For many in the tight-knit town of Glenside, Penny's Flowers has been with them for all of life's milestones. The mom-and-pop shop has put together bouquets for celebrations — weddings and births, school dances and graduations — and created arrangements for funerals of beloved neighbors.
A few months ago, as a teenager shopped for prom flowers, she told employees that Penny's had arranged the flowers for her mother's and grandmother's proms. Last week, a customer came in for a Rosh Hashanah centerpiece — for the 40th year in a row, said new owner Chris Drummond.
Since Penny's opened in 1937, the Montgomery County institution was fueled by the Pannepacker family's heart and hustle. Two generations of the family ran the Keswick Avenue store, named for patriarch Vincent "Penny" Pannepacker Sr. Even as the rise of online-ordering services forced many homegrown stores out of business, Penny's grew and evolved.
In a letter to customers last month, the Pannepackers announced that they were retiring and handing the reins to Drummond, 50, who also owns Plaza Flowers in Norristown.
"We truly appreciate you trusting us with all the special occasions in your life," the family wrote. "We will miss all of you dearly."
The store's name, location, and staff will remain. Drummond, who comes from a family of florists, was hand-picked by Bob Pannepacker, who had worked with him on various boards related to the flower industry.
For customers, the news was bittersweet.
"It's a loss," said Judy Steiker, 84, of Elkins Park, a customer for at least 45 years. "Although I'm sad that the Pennys have retired, I again will take myself to the store routinely."
"We're sad, but the other company, Plaza [Flowers], is also family-owned," said Angela Thompson, 59, of LaMott. "We're going to miss the Penny's folks. They know their business."

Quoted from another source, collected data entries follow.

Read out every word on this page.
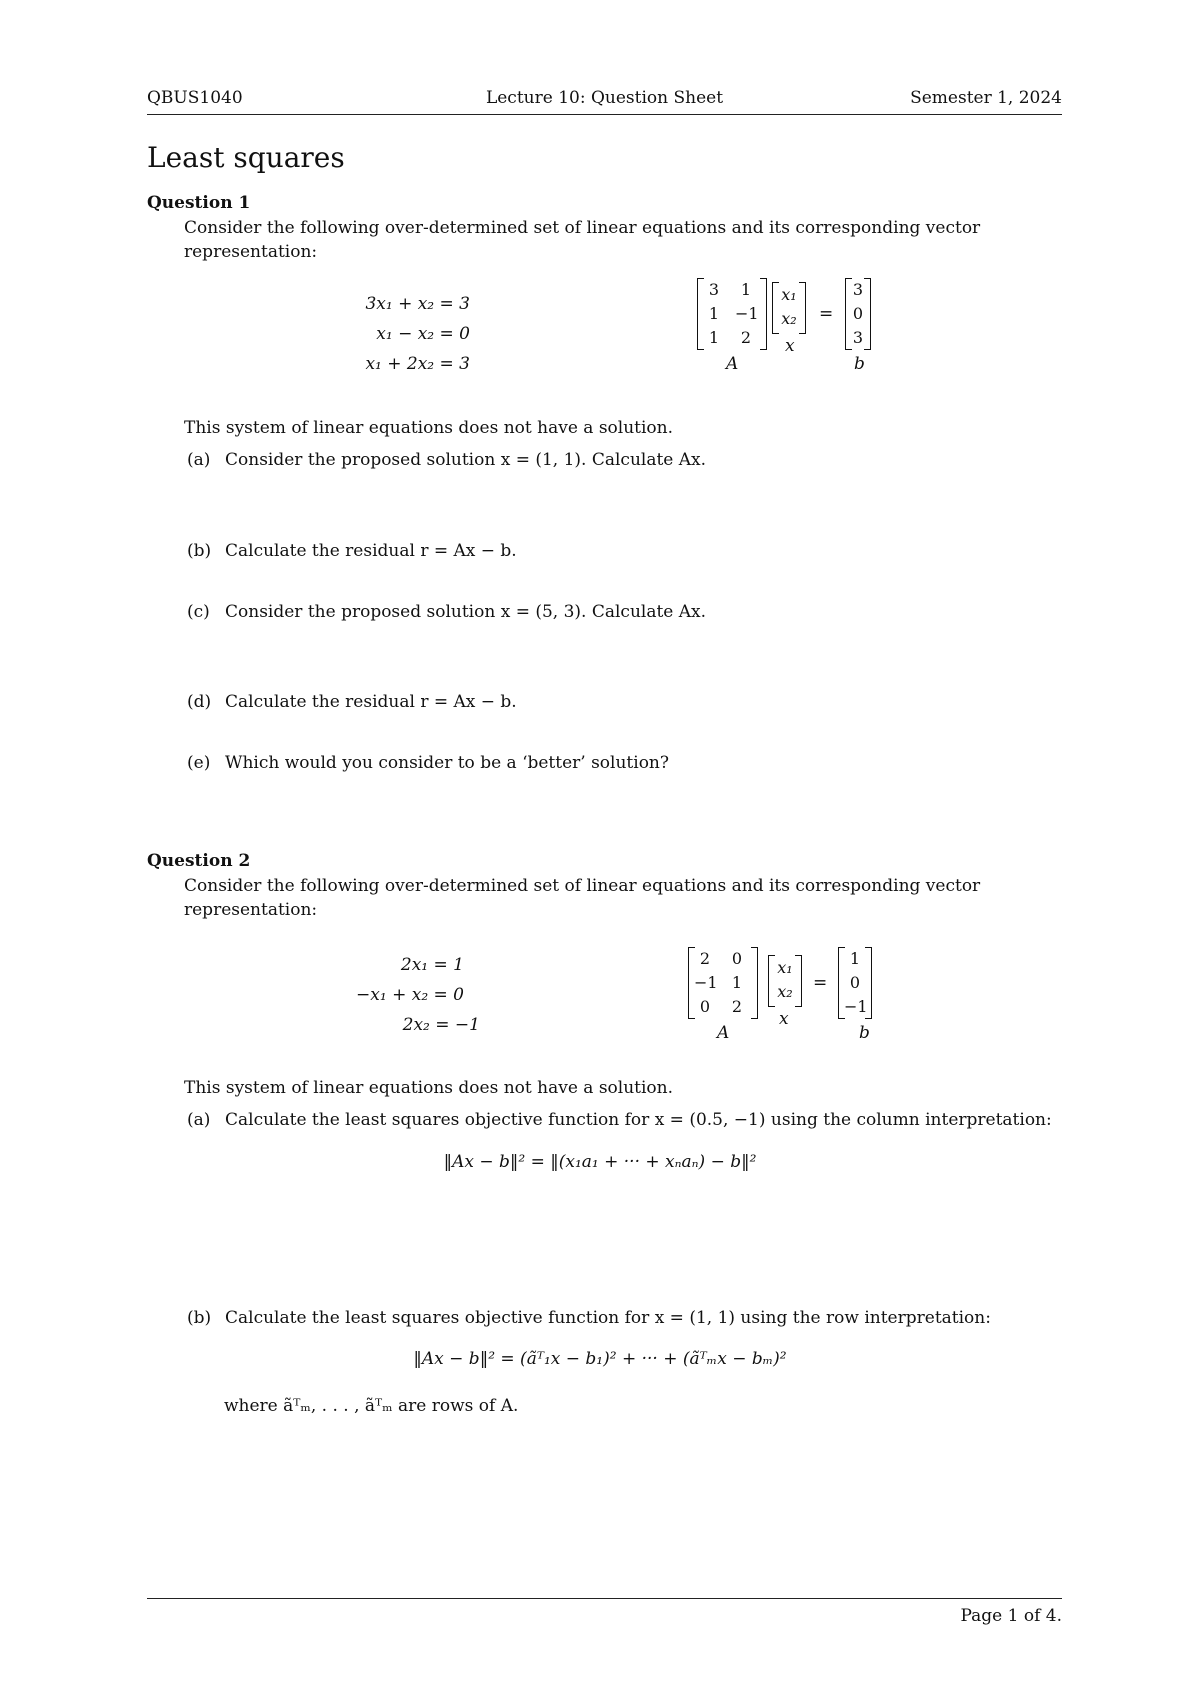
QBUS1040	Lecture 10: Question Sheet	Semester 1, 2024
Least squares
Question 1
Consider the following over-determined set of linear equations and its corresponding vector representation:
3x₁ + x₂ = 3
x₁ − x₂ = 0
x₁ + 2x₂ = 3
3	1
1 −1
1	2
x₁
x₂ =
3
0
3
A
x
b
This system of linear equations does not have a solution.
(a) Consider the proposed solution x = (1, 1). Calculate Ax.
(b) Calculate the residual r = Ax − b.
(c) Consider the proposed solution x = (5, 3). Calculate Ax.
(d) Calculate the residual r = Ax − b.
(e) Which would you consider to be a ‘better’ solution?
Question 2
Consider the following over-determined set of linear equations and its corresponding vector representation:
2x₁ = 1
−x₁ + x₂ = 0
2x₂ = −1
2	0
−1 1
0	2
x₁
x₂ =
1
0
−1
A
x
b
This system of linear equations does not have a solution.
(a) Calculate the least squares objective function for x = (0.5, −1) using the column interpretation:
‖Ax − b‖² = ‖(x₁a₁ + ··· + xₙaₙ) − b‖²
(b) Calculate the least squares objective function for x = (1, 1) using the row interpretation:
‖Ax − b‖² = (ãᵀ₁x − b₁)² + ··· + (ãᵀₘx − bₘ)²
where ãᵀₘ, . . . , ãᵀₘ are rows of A.
Page 1 of 4.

Gathered around a table at the colorful, sunlit store, the Pannepacker brothers — Vincent Jr., 79; Bob, 70; and Rick, 67 — and their wives reflected on growing up at Penny's. The brothers didn't have much of choice, they said with a laugh.
Their father, who died in 1998, first sold flowers outside a Glenside hardware store. In 1937, he bought a small storefront near the Keswick Theater. He and his wife, Emily, now 101, opened branch locations in Oreland and Elkins Park. By 1947, "Penny" had purchased his "dream corner" at Keswick Avenue and Wharton Road.
Vincent Jr. worked from the time he was 8, making boxes, gathering trash, and sweeping the floors, he said. Outside of business hours, the store phone rang to the family's house, and the three boys would alternate getting up from the dinner table to take orders, they said.
Now, of course, customers can order online — one of the many changes the store has seen.
Over the last eight decades, trends have come and gone. Companies used to hire Penny's to decorate their offices for the holidays, but after the 2008 recession, many corporate clients began decorating in-house.
Penny's has been visited by two presidents. In 2000, George W. Bush gave a stump speech outside the store and bought yellow roses for his wife, Laura. In 2008, after a talk at a nearby high school, Barack Obama stopped in to purchase white roses for his wife, Michelle, said Bob Pannnepacker's wife, Dottie.
One of the biggest and most threatening changes: Flowers are everywhere now.
"Today, you can go into any food store, any corner market, and there are flowers," said Vincent Jr. "Unfortunately, those markets have taken a lot from the flower shops. So as a result, the flower shops have to work twice as hard."
"To make half as much," Rick added.
Yet, for all that's changed in the flower business, the Pannepackers are confident Penny's will continue to thrive with Drummond at the helm.
Drummond's upbringing resembled the Pannepackers', he said, and he, too, believes personal connections can carry Penny's to its 100th anniversary and beyond. Like the Pannepackers, he has delivered flowers and seen the smiles of people receiving a surprise delivery. That gives him and the Pannepackers hope.
"I think there is a real movement in this country back to authenticity," Drummond said. "People are coming to us when they have a new baby, a wedding, a death in a family, an anniversary, an illness. It's all the really emotional times, and that's not a time for point and click."